Most divorce attorneys in Las Vegas are experiencing benefits from the new procedures, particularly as it pertains to focusing their time on client counsel and legal arguments. Clients with active divorce cases benefit as well. Previously, divorce lawyers and their clients would have to travel to the courthouse, find parking, navigate the security checkpoint, and then wait in the hallway for their case to be called by the judge.

The new virtual court hearings are far more efficient. The video conferencing method eliminates time consuming travel and allows divorce attorneys and their clients to participate from the comfort and safety of their office, home, or other private venue. Divorce attorneys can focus on the substance of their clients’ cases without inefficient travel concerns.

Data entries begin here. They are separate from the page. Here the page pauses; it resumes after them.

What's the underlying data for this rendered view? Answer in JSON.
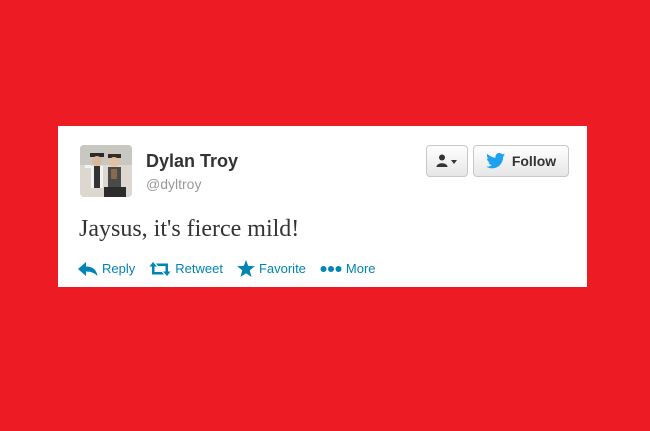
{
  "tweet": {
    "author_name": "Dylan Troy",
    "author_handle": "@dyltroy",
    "text": "Jaysus, it's fierce mild!"
  },
  "buttons": {
    "follow_label": "Follow"
  },
  "actions": [
    {
      "label": "Reply",
      "icon": "reply-icon"
    },
    {
      "label": "Retweet",
      "icon": "retweet-icon"
    },
    {
      "label": "Favorite",
      "icon": "star-icon"
    },
    {
      "label": "More",
      "icon": "more-dots-icon"
    }
  ],
  "colors": {
    "background": "#ed1c24",
    "link": "#0084b4",
    "twitter_bird": "#1da1f2"
  }
}
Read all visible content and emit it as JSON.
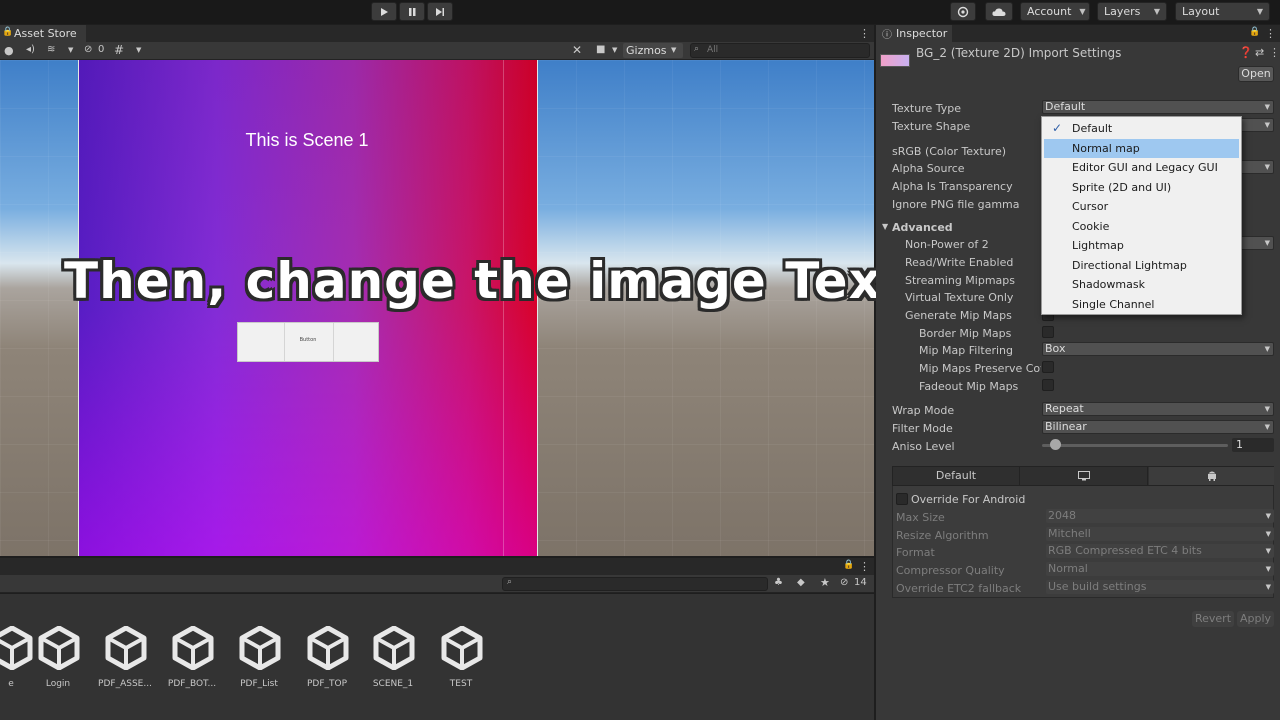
{
  "toolbar": {
    "play_icon": "play-icon",
    "pause_icon": "pause-icon",
    "step_icon": "step-icon",
    "account_label": "Account",
    "layers_label": "Layers",
    "layout_label": "Layout"
  },
  "scene_panel": {
    "tab_label": "Asset Store",
    "hidden_count": "0",
    "gizmos_label": "Gizmos",
    "search_placeholder": "All",
    "scene_title": "This is Scene 1",
    "button_label": "Button"
  },
  "caption": "Then, change the image Textur",
  "project_panel": {
    "hidden_count": "14",
    "assets": [
      "e",
      "Login",
      "PDF_ASSE...",
      "PDF_BOT...",
      "PDF_List",
      "PDF_TOP",
      "SCENE_1",
      "TEST"
    ]
  },
  "inspector": {
    "tab_label": "Inspector",
    "asset_title": "BG_2 (Texture 2D) Import Settings",
    "open_label": "Open",
    "rows": {
      "texture_type": "Texture Type",
      "texture_shape": "Texture Shape",
      "srgb": "sRGB (Color Texture)",
      "alpha_source": "Alpha Source",
      "alpha_transparency": "Alpha Is Transparency",
      "ignore_png": "Ignore PNG file gamma",
      "advanced": "Advanced",
      "non_power": "Non-Power of 2",
      "read_write": "Read/Write Enabled",
      "streaming": "Streaming Mipmaps",
      "virtual_texture": "Virtual Texture Only",
      "generate_mip": "Generate Mip Maps",
      "border_mip": "Border Mip Maps",
      "mip_filtering": "Mip Map Filtering",
      "mip_preserve": "Mip Maps Preserve Cove",
      "fadeout_mip": "Fadeout Mip Maps",
      "wrap_mode": "Wrap Mode",
      "filter_mode": "Filter Mode",
      "aniso_level": "Aniso Level"
    },
    "values": {
      "texture_type": "Default",
      "mip_filtering": "Box",
      "wrap_mode": "Repeat",
      "filter_mode": "Bilinear",
      "aniso_level": "1"
    },
    "platform_tabs": {
      "default_label": "Default",
      "monitor_icon": "monitor-icon",
      "android_icon": "android-icon"
    },
    "android": {
      "override_label": "Override For Android",
      "max_size_label": "Max Size",
      "max_size_value": "2048",
      "resize_label": "Resize Algorithm",
      "resize_value": "Mitchell",
      "format_label": "Format",
      "format_value": "RGB Compressed ETC 4 bits",
      "quality_label": "Compressor Quality",
      "quality_value": "Normal",
      "etc2_label": "Override ETC2 fallback",
      "etc2_value": "Use build settings"
    },
    "revert_label": "Revert",
    "apply_label": "Apply"
  },
  "dropdown": {
    "items": [
      "Default",
      "Normal map",
      "Editor GUI and Legacy GUI",
      "Sprite (2D and UI)",
      "Cursor",
      "Cookie",
      "Lightmap",
      "Directional Lightmap",
      "Shadowmask",
      "Single Channel"
    ],
    "checked_index": 0,
    "highlighted_index": 1
  }
}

All technologies experience occasional glitches. However, BlueJeans is performing solidly so far. The system uses high definition video and Dolby voice audio. Technical delays are rare and judges are very accommodating when they infrequently occur. Security issues are non-existent since the system was first put in place. In addition to the efficiencies for judges, divorce attorneys, and their clients, video conferencing has also minimized the space problem the family courts have struggled with in the past.

There are no formal plans as of yet to keep the video conferencing court hearing method in place once the pandemic passes. However, the family courts, like all local Las Vegas government agencies, will have to deal with the inevitable budget cuts that are forthcoming. Las Vegas has been hit particularly hard by COVID-19 due to our heavy reliance on the hospitality industry and the state-wide business closures. Tax revenues from businesses are down substantially and the exact amount of decrease has yet to be determined.

BlueJeans video conferencing is used by major companies such as ADP, Facebook, National Geographic, and Zillow to name just a few. One of the major benefits to the family court motion hearings is that a transcription of the proceedings is readily available. The video conference recording and transcription provides the official record for all participants.